The Geopolitics of the Syrian War – Sharmine Narwani on GRTV


  1. Sorry for the incorrect Syrian flag and Hamas flag at 6:55. Too late to pull the video down and correct it now, so I’ll just point it out here.

    • I am laughing.

  2. All the shifts that are going on are taking place within global plutocratic, neoliberal capitalism.

    This is not mentioned in the report.

  3. The last part of this interview with Sharmine Narwani was profoundly insightful and hopeful. She mentions the common purpose which unites the Russia, China, Iran, etc. alliance. Bingo!

    The U.S., Saudi, Israel, etc. alliance doesn’t share a true common purpose…and they are all bullies on the world stage.

    I am beginning to think that perhaps we currently are in World War 3, but it is being played on a different level than a conventional war.
    Continuously, I am reminded of Corbett’s talk Episode 320 – Echoes of WWI: China, the US, and the Next “Great” War

  4. Pablito, Thanks for the article.

    What is interesting to note is that Saudi Arabia has often “played musical chairs” with power positions and some Royals getting the boot or worse. The history of this is astounding, as is the corruption by the Royalty.

    Number of Descendants
    There are thousands of descendants in the Royal Family. Estimates range widely, from 10,000 to perhaps 20,000 or 30,000 to Robert Baer’s statement of possibly 60,000. The official Saudi website states: “The entire House of Saud is comprised of around 15,000 members, with around 2,000 in the inner circle.” Wikipedia places the number of Princes at 7,000, but the top 200 wield the most power.
    Monthly Stipends
    Monthly stipends are given to those in the Royal Family.
    Examples – “…the royal stipends in the mid-1990s ran from about $800 a month for “the lowliest member of the most remote branch of the family” to $200,000-$270,000 a month for one of the surviving sons of Abdul-Aziz Ibn Saud, the founder of modern Saudi Arabia…”
    “…Grandchildren received around $27,000 a month… …Great-grandchildren received about $13,000 and great-great- grandchildren $8,000 a month….”

    And of note “…Then there was the apparently common practice for royals to borrow money from commercial banks and simply not repay their loans….”

    Saudi Arabia has a population of about 20 million, with an additional large migrant workforce of around 9 million.

    Saudi nationals are employed by the state at above-market “reservation” wages. Roughly 3.4 million Saudis currently work in public administration and the security forces, at wages 2-4 times those in the private sector. The private sector is reluctant to hire nationals.
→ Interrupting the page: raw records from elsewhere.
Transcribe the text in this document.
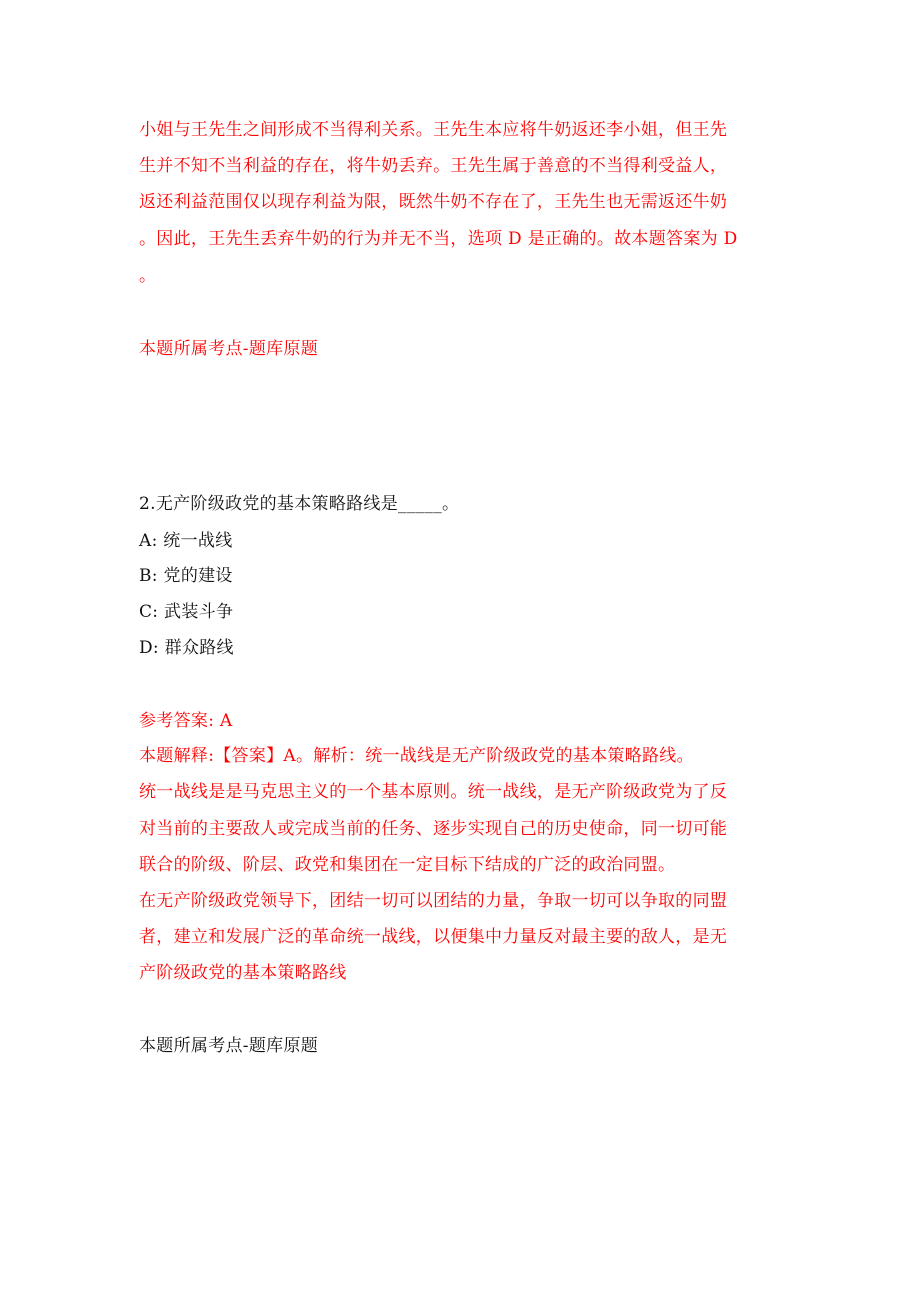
小姐与王先生之间形成不当得利关系。王先生本应将牛奶返还李小姐，但王先
生并不知不当利益的存在，将牛奶丢弃。王先生属于善意的不当得利受益人，
返还利益范围仅以现存利益为限，既然牛奶不存在了，王先生也无需返还牛奶
。因此，王先生丢弃牛奶的行为并无不当，选项 D 是正确的。故本题答案为 D
。
本题所属考点-题库原题
2.无产阶级政党的基本策略路线是_____。
A: 统一战线
B: 党的建设
C: 武装斗争
D: 群众路线
参考答案: A
本题解释:【答案】A。解析：统一战线是无产阶级政党的基本策略路线。
统一战线是是马克思主义的一个基本原则。统一战线，是无产阶级政党为了反
对当前的主要敌人或完成当前的任务、逐步实现自己的历史使命，同一切可能
联合的阶级、阶层、政党和集团在一定目标下结成的广泛的政治同盟。
在无产阶级政党领导下，团结一切可以团结的力量，争取一切可以争取的同盟
者，建立和发展广泛的革命统一战线，以便集中力量反对最主要的敌人，是无
产阶级政党的基本策略路线
本题所属考点-题库原题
    • I should note that the monthly stipends and other practices might have changed within the past few years during the rise of power by MbS.

      • Pablito,
        After you learn to roll tobacco leaf, smuggle some of those Cuban cigars up towards Texas for me.
        Cuba sounds so inviting, and so “un-infected” by Western corporatism.
        And the women are hot!
        Pablo, you sure like spicy things… topics, conversations, foods, women, ….

      • I am amazed… great-great- grandchildren get $8,000 a month….”
        How come my great, great, grandpappy didn’t set me up with Oklahoma and Texas oil checks at 8k a month?

  5. Let us not forget that around 80% of Saudi population are “pre-ISIS”… by that, I mean they are loaded with all the “ISIS software” and waiting to be enabled/activated. Out of that 80%… 70% are below the age of 30 years. This will effect everyone in the world……

    I forgot about that. The majority of the population is under age 35, and have grown up with the religious doctrine/ mindset of the country.

  6. Hello James.
    Nice interview with Sharmine.
    On a slightly different note, would you consider doing a podcast/interview on how the Kurdish people fit into this paradigm?
    There are about 20 million Kurds in the region and they were left without their own country as the Sykes-Picot agreement was signed after World war 1 ended.

  7. Stop saying US governemnt, it is Israel’s government in Washington.

    Kushner, as well as Trump are Zionists.

    I am always amazed how low key Israel is presented here, even though they run US foreign policy, Congress and the white house.

  8. badgerdad,
    We all have been there.
    I am so glad you are here, part of the Corbetteer community which also focuses on solutions (such as spreading this information to others).